Film Calendar
Thursday, November 3, 2005: 
   The Good War and Those Who Refused to Fight It

Thursday, January 12, 2006: 
    Weapons of the Spirit

Thursday, March 9, 2006
    A Force More Powerful

 
The Good War and Those Who Refused to Fight It

The story of conscientious objectors in World War II.

Produced by Judith Ehrlich & Rick Tejada-Flores
Narrated by Ed Asner
Editor: Ken Schneider
Associate Producer: Laurie Coyle
Camera: Vicente Franco
Sound: Nick Bertoni
Original Score: Barney Jones
Produced by Paradigm Productions Inc. in association with the Independent Television Service with funding provided by the Corporation for Public Broadcasting



"Highly recommended. Editor's Choice." Video Librarian

Millions of Americans fought for the liberation of Europe from Hitler's grip during World War II.

Yet 40,000 Americans refused to shoulder weapons in "the good war" because their conscience would not allow them to kill another human being.

In the face of criticism and scorn, the men challenged the limits of democracy in wartime. Many participated in the social movements that transformed America in the generations that followed. This is their story.

 

Weapons of the Spirit                

In and around one village in Nazi-occupied France, 5,000 Jews were taken in and sheltered--by 5,000 Christians! "Weapons of the Spirit" is the story of a unique conspiracy of goodness, a story filmmaker Pierre Sauvage was born to tell: he was born and protected at that time in that singular oasis of peace--Le Chambon.

Le Chambon-sur-Lignon was a tiny Protestant farming village in the mountains of south-central France. Defying the Nazis and the French government that was collaborating with the Nazis, the villagers of the area of Le Chambon provided a safe haven throughout the war for whoever knocked on their door.

Most of the villagers were proud descendants of the Huguenots, the first Protestants in Catholic France. They remembered their own history of persecution, and it mattered to them. They also read the Bible, and tried to heed the admonition to love your neighbor as yourself.

"The responsibility of Christians," their pastor, André Trocmé, had reminded them the day after France surrendered to Nazi Germany, "is to resist the violence that will be brought to bear on their consciences through the weapons of the spirit."

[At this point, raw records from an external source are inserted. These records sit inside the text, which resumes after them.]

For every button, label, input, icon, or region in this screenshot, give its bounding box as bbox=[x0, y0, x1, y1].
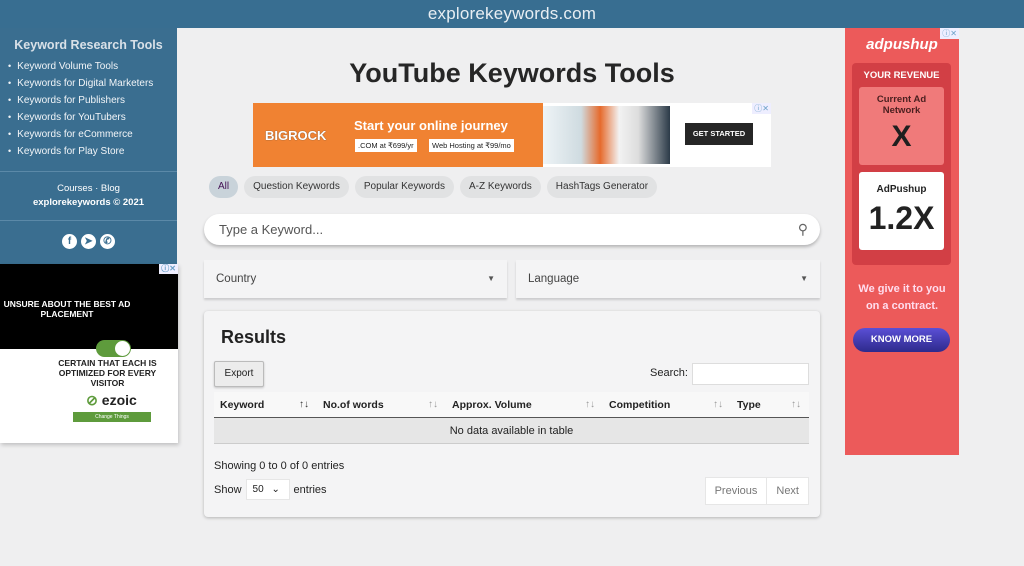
language-select-label: Language bbox=[528, 273, 580, 285]
current-network-label: Current Ad Network bbox=[876, 94, 927, 116]
your-revenue-label: YOUR REVENUE bbox=[863, 70, 940, 81]
ezoic-ad-top: ⓘ✕ UNSURE ABOUT THE BEST AD PLACEMENT bbox=[0, 264, 178, 357]
sidebar-item-publishers[interactable]: Keywords for Publishers bbox=[8, 92, 177, 109]
column-no-of-words[interactable]: No.of words ↑↓ bbox=[317, 392, 446, 418]
results-card: Results Export Search: Keyword ↑↓ No.of w… bbox=[204, 311, 820, 517]
show-label: Show bbox=[214, 483, 242, 496]
page-title: YouTube Keywords Tools bbox=[349, 58, 675, 88]
ezoic-mid-text: CERTAIN THAT EACH IS OPTIMIZED FOR EVERY… bbox=[58, 358, 157, 388]
tab-question-keywords[interactable]: Question Keywords bbox=[244, 176, 349, 198]
current-network-value: X bbox=[891, 120, 912, 153]
table-header: Keyword ↑↓ No.of words ↑↓ Approx. Volume ↑↓… bbox=[214, 392, 809, 418]
sidebar-item-digital-marketers[interactable]: Keywords for Digital Marketers bbox=[8, 75, 177, 92]
results-table: Keyword ↑↓ No.of words ↑↓ Approx. Volume ↑↓… bbox=[214, 392, 809, 444]
column-type[interactable]: Type ↑↓ bbox=[731, 392, 809, 418]
bigrock-ad-banner: BIGROCK Start your online journey .COM a… bbox=[253, 103, 543, 167]
whatsapp-icon[interactable]: ✆ bbox=[100, 234, 115, 249]
ezoic-logo: ⊘ ezoic bbox=[0, 392, 178, 409]
column-label: Type bbox=[737, 398, 761, 411]
adpushup-ad[interactable]: ⓘ✕ adpushup YOUR REVENUE Current Ad Netw… bbox=[845, 28, 959, 455]
sidebar-heading: Keyword Research Tools bbox=[14, 38, 163, 52]
sort-icon[interactable]: ↑↓ bbox=[585, 392, 595, 418]
bigrock-offer-hosting: Web Hosting at ₹99/mo bbox=[429, 139, 514, 152]
ezoic-logo-icon: ⊘ bbox=[86, 392, 98, 408]
tab-all[interactable]: All bbox=[209, 176, 239, 198]
search-icon[interactable]: ⚲ bbox=[798, 214, 808, 245]
empty-table-message: No data available in table bbox=[214, 418, 809, 444]
know-more-button[interactable]: KNOW MORE bbox=[853, 328, 950, 352]
chevron-down-icon: ▼ bbox=[800, 274, 808, 283]
column-label: Keyword bbox=[220, 398, 265, 411]
column-label: No.of words bbox=[323, 398, 384, 411]
toggle-graphic bbox=[96, 340, 131, 357]
results-title: Results bbox=[221, 327, 287, 347]
keyword-type-tabs: All Question Keywords Popular Keywords A… bbox=[209, 176, 658, 198]
page-length-value: 50 bbox=[252, 484, 264, 495]
sidebar-item-ecommerce[interactable]: Keywords for eCommerce bbox=[8, 126, 177, 143]
ad-close-icon[interactable]: ⓘ✕ bbox=[940, 28, 959, 39]
ad-close-icon[interactable]: ⓘ✕ bbox=[752, 103, 771, 114]
search-placeholder: Type a Keyword... bbox=[219, 222, 324, 237]
sidebar-item-keyword-volume-tools[interactable]: Keyword Volume Tools bbox=[8, 58, 177, 75]
country-select-label: Country bbox=[216, 273, 257, 285]
bigrock-ad-photo bbox=[543, 106, 670, 164]
column-label: Competition bbox=[609, 398, 671, 411]
tab-a-z-keywords[interactable]: A-Z Keywords bbox=[460, 176, 541, 198]
site-header[interactable]: explorekeywords.com bbox=[0, 0, 1024, 28]
adpushup-box: AdPushup 1.2X bbox=[859, 172, 944, 250]
ezoic-top-text: UNSURE ABOUT THE BEST AD PLACEMENT bbox=[3, 299, 131, 319]
telegram-icon[interactable]: ➤ bbox=[81, 234, 96, 249]
entries-label: entries bbox=[293, 483, 327, 496]
column-competition[interactable]: Competition ↑↓ bbox=[603, 392, 731, 418]
language-select[interactable]: Language ▼ bbox=[516, 260, 820, 298]
current-network-box: Current Ad Network X bbox=[859, 87, 944, 165]
sort-icon[interactable]: ↑↓ bbox=[713, 392, 723, 418]
sidebar-item-youtubers[interactable]: Keywords for YouTubers bbox=[8, 109, 177, 126]
page-length-select[interactable]: 50 ⌄ bbox=[245, 479, 290, 500]
export-button[interactable]: Export bbox=[214, 361, 264, 387]
sidebar-item-play-store[interactable]: Keywords for Play Store bbox=[8, 143, 177, 160]
sidebar: Keyword Research Tools Keyword Volume To… bbox=[0, 28, 177, 264]
column-keyword[interactable]: Keyword ↑↓ bbox=[214, 392, 317, 418]
tab-popular-keywords[interactable]: Popular Keywords bbox=[354, 176, 454, 198]
keyword-search-input[interactable]: Type a Keyword... ⚲ bbox=[204, 214, 820, 245]
pagination: Previous Next bbox=[704, 477, 809, 505]
country-select[interactable]: Country ▼ bbox=[204, 260, 507, 298]
tab-hashtags-generator[interactable]: HashTags Generator bbox=[546, 176, 658, 198]
bigrock-logo: BIGROCK bbox=[265, 128, 327, 143]
page-length-control: Show 50 ⌄ entries bbox=[214, 479, 327, 500]
get-started-button[interactable]: GET STARTED bbox=[685, 123, 753, 145]
ezoic-ad[interactable]: ⓘ✕ UNSURE ABOUT THE BEST AD PLACEMENT CE… bbox=[0, 264, 178, 443]
chevron-down-icon: ⌄ bbox=[271, 484, 280, 495]
sort-icon[interactable]: ↑↓ bbox=[299, 392, 309, 418]
column-approx-volume[interactable]: Approx. Volume ↑↓ bbox=[446, 392, 603, 418]
chevron-down-icon: ▼ bbox=[487, 274, 495, 283]
table-search-input[interactable] bbox=[692, 363, 809, 385]
table-info: Showing 0 to 0 of 0 entries bbox=[214, 460, 345, 472]
column-label: Approx. Volume bbox=[452, 398, 532, 411]
footer-links[interactable]: Courses · Blog bbox=[0, 182, 177, 196]
previous-button[interactable]: Previous bbox=[706, 478, 767, 504]
adpushup-label: AdPushup bbox=[876, 184, 927, 195]
sort-icon[interactable]: ↑↓ bbox=[428, 392, 438, 418]
ezoic-brand: ezoic bbox=[101, 392, 137, 408]
adpushup-value: 1.2X bbox=[868, 200, 935, 236]
bigrock-ad[interactable]: BIGROCK Start your online journey .COM a… bbox=[253, 103, 771, 167]
sidebar-nav: Keyword Volume Tools Keywords for Digita… bbox=[8, 58, 177, 160]
table-search-label: Search: bbox=[650, 367, 688, 379]
ad-close-icon[interactable]: ⓘ✕ bbox=[159, 264, 178, 274]
revenue-comparison: YOUR REVENUE Current Ad Network X AdPush… bbox=[852, 63, 951, 265]
ezoic-cta-button[interactable]: Change Things bbox=[73, 412, 151, 422]
bigrock-headline: Start your online journey bbox=[354, 118, 508, 133]
bigrock-offer-domain: .COM at ₹699/yr bbox=[355, 139, 417, 152]
adpushup-tagline: We give it to you on a contract. bbox=[858, 283, 946, 312]
facebook-icon[interactable]: f bbox=[62, 234, 77, 249]
copyright: explorekeywords © 2021 bbox=[32, 197, 145, 208]
site-name[interactable]: explorekeywords.com bbox=[428, 4, 596, 23]
sidebar-footer: Courses · Blog explorekeywords © 2021 bbox=[0, 172, 177, 220]
next-button[interactable]: Next bbox=[766, 478, 808, 504]
social-links: f ➤ ✆ bbox=[0, 221, 177, 249]
sort-icon[interactable]: ↑↓ bbox=[791, 392, 801, 418]
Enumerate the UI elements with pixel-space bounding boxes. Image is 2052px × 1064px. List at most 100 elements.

There were many other uncelebrated individual and collective acts of goodwill and righteousness throughout the dark war years. But nowhere else did a persistent and successful moral consensus develop on a scale approaching what happened in the area of Le Chambon.

(description from Amazon.com)

 

Elie Wiesel, witness, author, Nobel Peace Prize laureate
"If you wish to learn what more men and women could have done to save Jews, watch Pierre Sauvage's poignant documentary. It is superb!"

 

 

 

 

A FORCE MORE POWERFUL
When people decide they want to be free... there is nothing that can stop them.

Segment Descriptions

NASHVILLE-"WE WERE WARRIORS"
Rev. James Lawson leads black college students on a campaign to desegregate the city's downtown business district.

INDIA-DEFYING THE CROWN Mohandas Gandhi's famous Salt March of 1930 - during which he inspires Indians to protest the British salt monopoly - is a turning point in the movement for Indian independence.

SOUTH AFRICA - FREEDOM IN OUR LIFETIME Young activist Mkhuseli Jack leads a consumer boycott campaign against apartheid in the black townships of the Eastern Cape Province of South Africa.

DENMARK - LIVING WITH THE ENEMY During five years of Nazi occupation, Danes' noncooperation undermines the Germans' attempt to exploit Denmark for food and war materiel, and rescues all but a few hundred of Denmark 's seven thousand Jews from the Holocaust.

POLAND-"WE'VE CAUGHT GOD BY THE ARM" The 1980 Gdansk Shipyard strike wins Poles the right to have free trade unions, launches the Solidarity movement, and catapults him to national labor leader and eventually president of Poland. .

CHILE-DEFEAT OF A DICTATOR Overcoming a decade of paralyzing fear, Chilean copper miners trigger a national day of protest of the dictatorship of Gen. Augusto Pinochet, leading to years of nonviolent organizing and culminating in victory in a plebiscite to end his rule.